Perrin, of the groundwater-conservation district, said he feels the Railroad Commission does not have enough power on the ground to handle the situation. His district is launching a campaign to collect samples from water wells and assess whether the quality has changed as a result of the injections – he expects the effort will cost up to $200,000.
A spokesperson for the commission said its injection program is designed to protect freshwater.
uncertain future
The troubled Permian pipeline is forcing producers to drill through high-pressure zones, strengthen their wells with extra strings of casing and use protective coatings against corrosive salt water. This means that companies have to spend more to extract oil and gas.
“Little by little, it adds cost, it adds complexity, it adds mechanical challenges,” said Chevron’s Neal. He said that the increase in pressure has not caused any significant hindrance in its operation.

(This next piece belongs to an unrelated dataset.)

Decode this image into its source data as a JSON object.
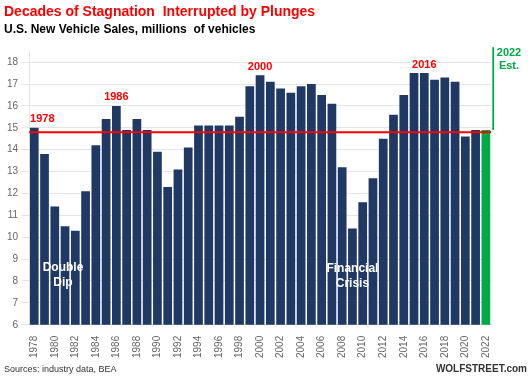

In addition to these headaches, some drillers report that water is moving into their oil and gas reservoirs. Permian operator Pecos Valley filed a lawsuit earlier this year against water-handling company NGL, saying water it pumped overflowed and flooded four oil and gas wells. NGL has denied the allegations.
Oil and gas fields in South Texas, North Dakota, and Appalachia also produce salt water but in much smaller quantities than in the Permian. As the basin matures, the wells become wetter.
The industry is testing technologies to rapidly evaporate the liquid and remove the salt from it so it can be reused outside the oil patch. Companies are planning to release clean water into rivers. Texas lawmakers have passed legislation to help advance these solutions.
But researchers said these options would not reduce the near-term need for injections. Katie Smee, a researcher with the Bureau of Economic Geology, said there are areas of the Permian where wastewater can be safely injected and the industry should do more to delineate these areas.
“If we say no to deep injection because of earthquakes, and we say no to shallow injection because of surface flows, and we’re not taking into account the science of areas where injection is safely proceeding,” she said, “then what?”